First things first I guess, thanks for just throwing me away. Like I meant nothing. But I guess I don't now, huh? I'm just another person, another ex. You threw away a really good friend. And now, since you apparently don't care what I do, you've lost me for good. Ooooh, you're being suicidal? Guess you need to find someone else now. Because I'm not dealing with it anymore. You're throwing away 3 years of friendship. Who was there when no one else was? Who talked you out of suicide night after night? Who was there for you when you would cry, and always be all sad?
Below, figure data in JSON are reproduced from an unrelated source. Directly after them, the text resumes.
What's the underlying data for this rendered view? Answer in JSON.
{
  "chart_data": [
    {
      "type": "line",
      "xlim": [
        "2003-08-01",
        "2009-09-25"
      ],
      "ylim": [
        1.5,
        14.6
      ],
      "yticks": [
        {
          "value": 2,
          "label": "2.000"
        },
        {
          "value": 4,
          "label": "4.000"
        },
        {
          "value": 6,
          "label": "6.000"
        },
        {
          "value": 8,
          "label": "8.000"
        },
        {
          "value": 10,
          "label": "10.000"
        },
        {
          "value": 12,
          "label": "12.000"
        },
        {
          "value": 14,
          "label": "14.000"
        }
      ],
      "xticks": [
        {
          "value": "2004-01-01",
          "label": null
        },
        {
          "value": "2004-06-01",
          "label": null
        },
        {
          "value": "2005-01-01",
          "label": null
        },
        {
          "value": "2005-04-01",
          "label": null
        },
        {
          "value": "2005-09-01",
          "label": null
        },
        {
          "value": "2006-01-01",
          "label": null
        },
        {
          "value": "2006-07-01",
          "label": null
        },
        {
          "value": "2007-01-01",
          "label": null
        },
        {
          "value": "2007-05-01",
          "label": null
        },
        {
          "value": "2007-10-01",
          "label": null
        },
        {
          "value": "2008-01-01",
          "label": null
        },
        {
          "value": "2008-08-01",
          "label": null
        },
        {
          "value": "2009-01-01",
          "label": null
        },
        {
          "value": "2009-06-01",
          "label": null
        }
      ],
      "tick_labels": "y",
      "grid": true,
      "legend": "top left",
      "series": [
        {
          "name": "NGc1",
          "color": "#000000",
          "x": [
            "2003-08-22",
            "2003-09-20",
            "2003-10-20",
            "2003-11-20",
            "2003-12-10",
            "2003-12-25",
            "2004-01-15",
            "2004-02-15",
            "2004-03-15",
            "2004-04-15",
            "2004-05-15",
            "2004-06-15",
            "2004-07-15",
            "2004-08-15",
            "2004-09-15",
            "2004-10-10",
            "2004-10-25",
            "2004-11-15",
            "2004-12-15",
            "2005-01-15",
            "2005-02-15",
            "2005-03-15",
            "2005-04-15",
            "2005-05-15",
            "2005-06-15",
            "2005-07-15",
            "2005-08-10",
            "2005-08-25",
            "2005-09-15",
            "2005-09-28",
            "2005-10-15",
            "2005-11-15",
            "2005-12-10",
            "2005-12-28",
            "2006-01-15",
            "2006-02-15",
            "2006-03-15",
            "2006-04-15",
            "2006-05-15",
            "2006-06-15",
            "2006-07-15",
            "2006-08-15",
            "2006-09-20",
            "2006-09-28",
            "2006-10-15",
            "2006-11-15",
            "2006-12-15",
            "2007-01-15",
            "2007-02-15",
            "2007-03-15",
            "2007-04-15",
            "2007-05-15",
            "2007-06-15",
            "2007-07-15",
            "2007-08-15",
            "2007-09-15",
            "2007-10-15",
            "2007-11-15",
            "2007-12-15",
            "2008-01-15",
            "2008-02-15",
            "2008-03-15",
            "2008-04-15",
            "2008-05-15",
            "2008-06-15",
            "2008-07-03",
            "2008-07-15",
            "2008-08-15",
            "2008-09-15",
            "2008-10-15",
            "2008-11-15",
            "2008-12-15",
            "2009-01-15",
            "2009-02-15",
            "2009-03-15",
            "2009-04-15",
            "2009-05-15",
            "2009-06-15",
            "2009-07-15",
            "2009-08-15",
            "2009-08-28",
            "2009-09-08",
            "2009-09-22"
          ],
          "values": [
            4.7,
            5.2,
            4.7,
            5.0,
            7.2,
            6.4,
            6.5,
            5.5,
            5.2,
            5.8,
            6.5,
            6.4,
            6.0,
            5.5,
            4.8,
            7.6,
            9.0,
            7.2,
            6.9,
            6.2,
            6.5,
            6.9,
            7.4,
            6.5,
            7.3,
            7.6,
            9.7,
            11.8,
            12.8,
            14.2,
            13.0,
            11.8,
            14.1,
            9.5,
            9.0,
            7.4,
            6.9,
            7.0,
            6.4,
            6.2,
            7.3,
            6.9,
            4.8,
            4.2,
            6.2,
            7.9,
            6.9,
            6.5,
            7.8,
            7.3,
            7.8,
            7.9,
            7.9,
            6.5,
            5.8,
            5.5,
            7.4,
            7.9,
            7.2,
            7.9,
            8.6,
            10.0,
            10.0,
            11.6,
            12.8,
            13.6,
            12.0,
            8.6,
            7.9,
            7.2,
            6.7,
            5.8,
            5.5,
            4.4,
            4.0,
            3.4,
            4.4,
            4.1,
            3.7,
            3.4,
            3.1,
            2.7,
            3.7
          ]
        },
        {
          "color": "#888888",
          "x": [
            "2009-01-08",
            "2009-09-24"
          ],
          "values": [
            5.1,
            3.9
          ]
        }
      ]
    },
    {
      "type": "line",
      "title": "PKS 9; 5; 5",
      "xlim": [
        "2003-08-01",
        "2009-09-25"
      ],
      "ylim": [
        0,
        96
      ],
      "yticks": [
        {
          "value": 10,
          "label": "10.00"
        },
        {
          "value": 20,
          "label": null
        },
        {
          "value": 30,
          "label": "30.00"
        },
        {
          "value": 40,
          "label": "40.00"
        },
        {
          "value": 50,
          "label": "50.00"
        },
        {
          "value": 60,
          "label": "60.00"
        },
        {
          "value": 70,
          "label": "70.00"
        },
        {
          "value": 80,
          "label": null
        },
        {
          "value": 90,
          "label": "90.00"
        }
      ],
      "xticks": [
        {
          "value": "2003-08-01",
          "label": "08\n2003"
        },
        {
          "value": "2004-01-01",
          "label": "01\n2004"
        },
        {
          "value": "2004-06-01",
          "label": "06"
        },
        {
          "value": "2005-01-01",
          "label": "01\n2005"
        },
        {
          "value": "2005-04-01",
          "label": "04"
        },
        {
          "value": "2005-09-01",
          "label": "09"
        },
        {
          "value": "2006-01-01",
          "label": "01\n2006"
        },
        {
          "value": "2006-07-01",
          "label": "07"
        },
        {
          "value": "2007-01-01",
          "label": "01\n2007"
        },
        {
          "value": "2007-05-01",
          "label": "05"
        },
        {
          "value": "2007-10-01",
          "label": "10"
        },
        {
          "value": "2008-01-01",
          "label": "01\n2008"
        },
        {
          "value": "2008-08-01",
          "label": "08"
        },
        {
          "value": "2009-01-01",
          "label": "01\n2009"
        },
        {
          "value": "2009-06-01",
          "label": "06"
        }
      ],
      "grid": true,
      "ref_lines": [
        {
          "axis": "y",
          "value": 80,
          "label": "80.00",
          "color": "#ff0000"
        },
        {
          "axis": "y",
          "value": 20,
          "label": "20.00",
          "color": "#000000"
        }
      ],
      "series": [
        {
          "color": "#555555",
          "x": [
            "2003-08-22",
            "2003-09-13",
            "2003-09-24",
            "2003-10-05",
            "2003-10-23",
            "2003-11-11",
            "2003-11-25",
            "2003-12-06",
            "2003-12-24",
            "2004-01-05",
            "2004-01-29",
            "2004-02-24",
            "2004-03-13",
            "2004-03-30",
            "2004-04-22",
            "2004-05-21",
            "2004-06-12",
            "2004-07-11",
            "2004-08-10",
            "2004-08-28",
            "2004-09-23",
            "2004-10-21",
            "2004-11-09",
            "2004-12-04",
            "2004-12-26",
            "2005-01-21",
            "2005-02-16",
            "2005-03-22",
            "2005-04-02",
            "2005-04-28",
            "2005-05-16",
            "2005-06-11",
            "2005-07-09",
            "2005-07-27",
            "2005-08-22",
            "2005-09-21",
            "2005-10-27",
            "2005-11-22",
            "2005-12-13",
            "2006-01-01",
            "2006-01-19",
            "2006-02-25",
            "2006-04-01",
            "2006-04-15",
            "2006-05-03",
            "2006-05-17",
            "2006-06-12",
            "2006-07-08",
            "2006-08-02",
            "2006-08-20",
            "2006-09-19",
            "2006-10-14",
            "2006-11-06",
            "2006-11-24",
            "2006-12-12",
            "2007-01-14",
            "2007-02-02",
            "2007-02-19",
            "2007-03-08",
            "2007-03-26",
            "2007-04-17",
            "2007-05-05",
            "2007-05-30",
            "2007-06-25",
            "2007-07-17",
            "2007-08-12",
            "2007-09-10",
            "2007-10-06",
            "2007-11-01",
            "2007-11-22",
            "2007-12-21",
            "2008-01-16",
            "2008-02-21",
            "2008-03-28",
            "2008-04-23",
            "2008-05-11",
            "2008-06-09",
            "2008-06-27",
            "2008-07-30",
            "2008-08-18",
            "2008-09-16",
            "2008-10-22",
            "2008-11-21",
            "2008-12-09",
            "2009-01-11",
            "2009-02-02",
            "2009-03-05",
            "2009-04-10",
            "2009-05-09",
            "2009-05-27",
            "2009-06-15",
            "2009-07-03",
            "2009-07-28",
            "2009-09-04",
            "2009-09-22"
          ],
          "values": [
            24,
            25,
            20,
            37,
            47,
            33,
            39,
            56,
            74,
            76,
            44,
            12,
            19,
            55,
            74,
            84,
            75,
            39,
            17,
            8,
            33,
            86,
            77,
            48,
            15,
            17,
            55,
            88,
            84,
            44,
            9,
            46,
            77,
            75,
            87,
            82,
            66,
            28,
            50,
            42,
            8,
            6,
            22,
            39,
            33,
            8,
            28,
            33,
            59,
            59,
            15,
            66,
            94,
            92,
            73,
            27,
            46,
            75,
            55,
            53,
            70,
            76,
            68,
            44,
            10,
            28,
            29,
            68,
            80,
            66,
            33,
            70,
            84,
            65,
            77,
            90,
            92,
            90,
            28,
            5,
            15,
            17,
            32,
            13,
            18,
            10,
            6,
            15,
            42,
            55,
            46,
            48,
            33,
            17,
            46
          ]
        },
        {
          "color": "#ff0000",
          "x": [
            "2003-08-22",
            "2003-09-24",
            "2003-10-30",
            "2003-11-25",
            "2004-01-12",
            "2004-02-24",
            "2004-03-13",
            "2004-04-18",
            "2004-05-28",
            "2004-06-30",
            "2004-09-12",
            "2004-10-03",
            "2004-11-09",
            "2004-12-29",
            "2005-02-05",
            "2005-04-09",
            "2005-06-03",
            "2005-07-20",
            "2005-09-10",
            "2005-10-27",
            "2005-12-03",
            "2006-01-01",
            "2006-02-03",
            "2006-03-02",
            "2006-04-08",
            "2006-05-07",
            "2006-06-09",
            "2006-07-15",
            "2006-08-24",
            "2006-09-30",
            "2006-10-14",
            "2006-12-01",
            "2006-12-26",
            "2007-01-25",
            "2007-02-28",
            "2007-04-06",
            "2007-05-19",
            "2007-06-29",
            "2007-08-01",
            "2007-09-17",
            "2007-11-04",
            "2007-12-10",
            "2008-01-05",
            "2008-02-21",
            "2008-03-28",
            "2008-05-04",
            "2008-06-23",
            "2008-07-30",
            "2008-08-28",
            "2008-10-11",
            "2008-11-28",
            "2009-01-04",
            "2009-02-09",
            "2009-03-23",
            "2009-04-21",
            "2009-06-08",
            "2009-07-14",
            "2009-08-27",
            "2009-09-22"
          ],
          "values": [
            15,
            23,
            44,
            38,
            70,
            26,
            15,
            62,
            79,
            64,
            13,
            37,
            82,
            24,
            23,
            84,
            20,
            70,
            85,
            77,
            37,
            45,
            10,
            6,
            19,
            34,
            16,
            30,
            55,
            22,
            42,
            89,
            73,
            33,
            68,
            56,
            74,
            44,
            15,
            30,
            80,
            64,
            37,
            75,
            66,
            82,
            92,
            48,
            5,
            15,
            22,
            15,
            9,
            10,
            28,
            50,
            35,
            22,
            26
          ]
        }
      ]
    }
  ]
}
WHO CALLED THE POLICE FOR YOU AND GOT YOU HELP? WHO IS THE REASON FOR YOU STILL BEING ALIVE? ME. and you are going to throw ALL of that away, because of one little fight. That's pretty damn low.
Second, thanks for letting me try. Thanks a lot for breaking up with me before I got to show you that I can fix things. Like seriously? You didn't even give me a shot, lmao. But you ran from this problem, like you run from all your other problems. Like were you even fucking trying? I asked one simple thing from you, one simple thing, and you're like "OOOOOH THAT'S THE FINAL STRAW, YOU'RE ALWAYS SO PISSY WHEN I DO ROMANTIC THINGS WITH SOMEONE ELSE, AND YOU'RE CLINGYYYYYYYY. I'VE LET IT SLIDE FOR TO LONG, I'M DONE. I CAN'T DEAL WITH YOU ANYMORE" like really? I'm sorry that you know, I don't like sharing? And if you thought I was clingy sweetie, maybe you should have told me instead of breaking my heart cuz I would have worked on it. But lovers are supposed to be somewhat clingy, it's how that works. But you don't think I'd be able to. Which brings me to something else.
Third, I got over my problem. But you couldn't get over yours? How the fuck is that fair? I tried my best to not be pissy I tried to get over my shit. But did you? No, you didn't. You let them get between us, when you said that you wouldn't. And worst of all? You let a fucking stupid ass fandom get in between us. Just like wow.
I guess you were a waste of my time :/ I mean yeah, I still love you. But I'm not gonna cry. No, it's your turn to I hope you realize what you lost, because right now you fucking lost it. And you'll have to try really fucking hard to get it back. It's all on you now.